Procter on the other hand had about 800 soldiers along with about 500 natives led by Tecumseh. The British soldiers were becoming increasingly demoralized and Tecumseh's warriors grew even more impatient with Procter for his unwillingness to stop and fight. Procter even feared a mutiny by the warriors.
On October 4, Tecumseh skirmished the Americans near Chatham, Ontario to slow the American advance. The warriors were quickly overwhelmed and Procter's aide Lt. Col. Augustus Warburton lost his supplies and ammunition to an American raiding party. On October 5, Procter formed the British regulars in line of battle at Moraviantown and planned to trap Harrison on the banks of the Thames, driving the Americans off the road with his cannons. Tecumseh's warriors took up positions in a swamp on the British right to catch the American's in the flank. Harrison surveyed the battlefield and unconventionally ordered James Johnson to make a frontal attack against the British regulars. Despite the Indians' flanking fire James Johnson broke through; the British cannon having failed to fire. Immediately Procter and the British turned and fled the field, many of them surrendering. Tecumseh remained and kept up the fighting. Col. Richard Johnson at the head of about 20 cavaliers charged into the Indian position to draw attention away from the main American force.
Fifteen of the men were killed or wounded and Johnson himself was hit 5 times. Johnson's main force became bogged down in the mud of the swamp. Tecumseh was killed in this fighting; Johnson may have been the one who killed Tecumseh, though the evidence is far from certain. The main force finally made its way through the swamp and James Johnson's troops were freed from their attack on the British. With the American reinforcements converging and news of the death of Tecumseh spreading quickly the Indian resistance quickly dissolved.
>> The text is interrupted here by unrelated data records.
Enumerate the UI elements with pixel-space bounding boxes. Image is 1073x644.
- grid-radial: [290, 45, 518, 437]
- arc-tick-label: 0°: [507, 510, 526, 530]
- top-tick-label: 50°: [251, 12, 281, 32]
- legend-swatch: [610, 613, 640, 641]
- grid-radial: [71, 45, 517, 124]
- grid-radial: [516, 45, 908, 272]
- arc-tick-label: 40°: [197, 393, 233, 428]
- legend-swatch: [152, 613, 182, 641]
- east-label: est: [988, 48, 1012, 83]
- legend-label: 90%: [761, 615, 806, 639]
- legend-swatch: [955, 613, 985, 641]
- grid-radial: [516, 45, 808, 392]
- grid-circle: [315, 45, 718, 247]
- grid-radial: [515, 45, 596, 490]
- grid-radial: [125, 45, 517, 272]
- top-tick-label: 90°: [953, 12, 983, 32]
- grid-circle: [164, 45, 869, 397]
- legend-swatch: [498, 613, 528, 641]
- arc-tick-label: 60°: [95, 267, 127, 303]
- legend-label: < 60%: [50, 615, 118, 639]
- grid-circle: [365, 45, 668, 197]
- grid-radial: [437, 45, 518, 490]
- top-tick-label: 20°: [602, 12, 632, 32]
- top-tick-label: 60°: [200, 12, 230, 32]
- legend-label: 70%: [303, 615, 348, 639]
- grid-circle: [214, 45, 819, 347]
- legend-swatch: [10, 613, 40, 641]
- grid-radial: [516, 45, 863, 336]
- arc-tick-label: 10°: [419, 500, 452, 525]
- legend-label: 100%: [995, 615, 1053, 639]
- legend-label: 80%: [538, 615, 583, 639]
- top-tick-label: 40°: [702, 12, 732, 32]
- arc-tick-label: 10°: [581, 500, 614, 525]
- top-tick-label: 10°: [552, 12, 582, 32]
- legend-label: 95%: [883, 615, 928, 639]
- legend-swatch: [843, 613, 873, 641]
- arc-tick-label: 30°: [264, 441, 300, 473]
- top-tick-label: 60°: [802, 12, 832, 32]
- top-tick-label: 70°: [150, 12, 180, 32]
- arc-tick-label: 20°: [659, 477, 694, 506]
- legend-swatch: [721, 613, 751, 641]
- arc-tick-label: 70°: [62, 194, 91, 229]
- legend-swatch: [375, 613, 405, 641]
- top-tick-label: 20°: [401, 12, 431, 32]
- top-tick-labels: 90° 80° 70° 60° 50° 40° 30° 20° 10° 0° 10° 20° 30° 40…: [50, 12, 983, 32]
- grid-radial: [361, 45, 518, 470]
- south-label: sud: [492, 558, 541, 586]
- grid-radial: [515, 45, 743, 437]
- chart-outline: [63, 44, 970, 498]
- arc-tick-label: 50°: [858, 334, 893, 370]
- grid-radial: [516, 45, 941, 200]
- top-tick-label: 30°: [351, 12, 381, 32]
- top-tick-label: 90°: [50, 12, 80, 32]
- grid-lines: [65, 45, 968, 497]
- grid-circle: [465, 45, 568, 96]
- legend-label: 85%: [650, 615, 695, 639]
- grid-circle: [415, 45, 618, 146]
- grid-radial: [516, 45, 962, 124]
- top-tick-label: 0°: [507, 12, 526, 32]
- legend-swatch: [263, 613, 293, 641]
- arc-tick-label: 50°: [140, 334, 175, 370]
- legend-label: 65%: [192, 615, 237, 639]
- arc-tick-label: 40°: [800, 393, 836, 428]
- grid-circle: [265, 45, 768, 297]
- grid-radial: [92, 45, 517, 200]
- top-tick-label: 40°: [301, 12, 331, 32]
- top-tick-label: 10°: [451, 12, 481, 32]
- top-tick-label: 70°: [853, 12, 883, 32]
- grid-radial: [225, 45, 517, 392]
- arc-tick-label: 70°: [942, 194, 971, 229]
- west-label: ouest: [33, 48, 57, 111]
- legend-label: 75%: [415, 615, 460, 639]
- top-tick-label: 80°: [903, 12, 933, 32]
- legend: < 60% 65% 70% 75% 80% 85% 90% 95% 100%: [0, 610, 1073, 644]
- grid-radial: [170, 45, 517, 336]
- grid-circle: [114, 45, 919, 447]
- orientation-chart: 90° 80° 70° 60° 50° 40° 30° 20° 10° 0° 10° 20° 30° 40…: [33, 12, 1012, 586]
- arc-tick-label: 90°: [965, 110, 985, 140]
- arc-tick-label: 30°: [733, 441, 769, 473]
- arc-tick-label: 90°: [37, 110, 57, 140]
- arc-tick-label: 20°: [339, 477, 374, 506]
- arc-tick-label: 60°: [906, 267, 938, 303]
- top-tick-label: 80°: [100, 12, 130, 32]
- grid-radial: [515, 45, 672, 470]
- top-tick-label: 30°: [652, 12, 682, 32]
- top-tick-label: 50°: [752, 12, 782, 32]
Mounted troops then moved on and burned Moraviantown.
The Battle of the Thames was a decisive victory for the Americans that led to the re-establishment of American control over the Northwest frontier for the remainder of the war. However, Harrison failed to exploit this success and, after burning Moravian Town, promptly withdrew to Detroit. The front would remain quiet for the rest of the war.
Harrison's popularity grew and was eventually elected President of the United States. Richard Mentor Johnson eventually became Vice President based partly on the belief that he had killed Tecumseh.
Procter was later court-martialed for cowardice and removed from command. Historians have been somewhat kinder to Procter, noting that with the Americans in control of Lake Erie, the Detroit frontier was no longer tenable with the limited men and supplies available to Procter. The death of Tecumseh was a crushing blow to the Indian alliance he had created and it effectively dissolved following the battle.